How is Ideal Gas Different from Real Gas?
The concept of gases has been a fundamental aspect of chemistry and physics for centuries. Gases are one of the four fundamental states of matter, along with solids, liquids, and plasmas. While the behavior of gases has been extensively studied, there is a significant difference between the ideal gas and the real gas. In this article, we will explore how ideal gas differs from real gas and understand the implications of these differences.
1. Assumptions of Ideal Gas
An ideal gas is a theoretical concept that assumes certain properties to simplify the understanding of gas behavior. The assumptions of an ideal gas are as follows:
a. Gas particles are point masses with no volume.
b. Gas particles do not interact with each other except during collisions.
c. Gas particles move in a straight line at constant speeds.

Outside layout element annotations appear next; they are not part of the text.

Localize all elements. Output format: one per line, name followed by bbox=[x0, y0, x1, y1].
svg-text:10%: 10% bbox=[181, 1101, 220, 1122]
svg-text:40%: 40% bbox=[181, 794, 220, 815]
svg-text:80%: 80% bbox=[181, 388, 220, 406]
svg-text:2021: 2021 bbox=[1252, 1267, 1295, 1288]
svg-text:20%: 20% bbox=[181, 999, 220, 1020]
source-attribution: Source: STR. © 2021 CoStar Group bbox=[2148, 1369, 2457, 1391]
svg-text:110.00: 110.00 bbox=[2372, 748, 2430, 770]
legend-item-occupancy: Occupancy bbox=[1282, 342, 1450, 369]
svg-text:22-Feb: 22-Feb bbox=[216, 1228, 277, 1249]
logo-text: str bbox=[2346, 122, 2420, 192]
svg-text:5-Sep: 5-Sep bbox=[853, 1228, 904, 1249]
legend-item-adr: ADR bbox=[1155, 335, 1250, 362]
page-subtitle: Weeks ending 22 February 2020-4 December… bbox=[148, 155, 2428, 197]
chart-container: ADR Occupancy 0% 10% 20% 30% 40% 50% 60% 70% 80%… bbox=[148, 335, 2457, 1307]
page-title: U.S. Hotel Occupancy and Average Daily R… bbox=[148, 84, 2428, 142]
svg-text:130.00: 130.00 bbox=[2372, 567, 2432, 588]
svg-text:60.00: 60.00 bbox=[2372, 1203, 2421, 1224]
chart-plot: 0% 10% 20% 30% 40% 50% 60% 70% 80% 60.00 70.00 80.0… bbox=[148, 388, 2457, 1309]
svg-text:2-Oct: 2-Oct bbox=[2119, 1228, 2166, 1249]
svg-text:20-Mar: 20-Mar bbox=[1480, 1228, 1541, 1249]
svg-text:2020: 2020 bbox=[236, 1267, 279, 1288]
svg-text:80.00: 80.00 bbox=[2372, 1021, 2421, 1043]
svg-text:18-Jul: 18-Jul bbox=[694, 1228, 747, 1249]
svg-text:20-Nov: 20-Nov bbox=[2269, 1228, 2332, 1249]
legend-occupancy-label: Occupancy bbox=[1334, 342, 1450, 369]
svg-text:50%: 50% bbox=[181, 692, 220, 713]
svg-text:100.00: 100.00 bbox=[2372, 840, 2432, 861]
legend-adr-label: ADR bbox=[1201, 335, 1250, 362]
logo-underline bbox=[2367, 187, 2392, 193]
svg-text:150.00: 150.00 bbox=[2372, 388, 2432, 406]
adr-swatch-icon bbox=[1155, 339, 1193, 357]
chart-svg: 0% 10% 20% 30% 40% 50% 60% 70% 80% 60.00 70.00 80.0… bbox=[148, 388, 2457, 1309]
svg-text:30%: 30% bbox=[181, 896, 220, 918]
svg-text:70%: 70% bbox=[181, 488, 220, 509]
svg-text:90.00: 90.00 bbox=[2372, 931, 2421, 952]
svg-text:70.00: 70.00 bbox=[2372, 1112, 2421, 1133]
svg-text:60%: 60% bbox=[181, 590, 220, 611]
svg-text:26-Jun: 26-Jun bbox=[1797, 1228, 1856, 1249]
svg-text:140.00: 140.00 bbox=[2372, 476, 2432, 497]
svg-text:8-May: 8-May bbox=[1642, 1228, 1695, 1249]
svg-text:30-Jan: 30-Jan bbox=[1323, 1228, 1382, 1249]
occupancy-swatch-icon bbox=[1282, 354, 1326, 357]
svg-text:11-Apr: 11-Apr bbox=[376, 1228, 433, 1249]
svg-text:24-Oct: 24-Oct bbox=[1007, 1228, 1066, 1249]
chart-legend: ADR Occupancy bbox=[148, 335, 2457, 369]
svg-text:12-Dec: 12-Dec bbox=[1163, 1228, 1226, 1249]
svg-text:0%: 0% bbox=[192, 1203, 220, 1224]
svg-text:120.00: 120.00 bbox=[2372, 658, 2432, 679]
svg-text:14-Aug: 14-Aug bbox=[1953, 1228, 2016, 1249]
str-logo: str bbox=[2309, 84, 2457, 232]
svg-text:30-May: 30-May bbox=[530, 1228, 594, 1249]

d. The collisions between gas particles are perfectly elastic.
These assumptions allow us to use the ideal gas law, which is a mathematical relationship that describes the behavior of ideal gases. The ideal gas law is given by the equation PV = nRT, where P is the pressure, V is the volume, n is the number of moles, R is the ideal gas constant, and T is the temperature.
2. Real Gas Behavior
Real gases, on the other hand, do not perfectly adhere to the assumptions of an ideal gas. Real gases have the following characteristics:
a. Gas particles have finite volume.
b. Gas particles interact with each other through attractive and repulsive forces.
c. Gas particles do not move in a straight line at constant speeds.
d. The collisions between gas particles are not perfectly elastic.
These deviations from the ideal gas behavior lead to deviations from the ideal gas law. As a result, real gases exhibit phenomena such as condensation, boiling, and the van der Waals forces.
3. Deviations from Ideal Gas Behavior
The deviations from ideal gas behavior can be quantified using the van der Waals equation, which is a modification of the ideal gas law. The van der Waals equation takes into account the finite volume of gas particles and the attractive and repulsive forces between them. The equation is given by:
(P + a(n/V)^2)(V – nb) = nRT
where a and b are constants specific to each gas.
4. Conclusion
In conclusion, the ideal gas and real gas differ in several aspects. The ideal gas is a theoretical concept that assumes certain properties to simplify the understanding of gas behavior, while the real gas takes into account the finite volume of gas particles and the attractive and repulsive forces between them. The deviations from ideal gas behavior are quantified using the van der Waals equation. Understanding these differences is crucial for accurately describing and predicting the behavior of gases in various applications.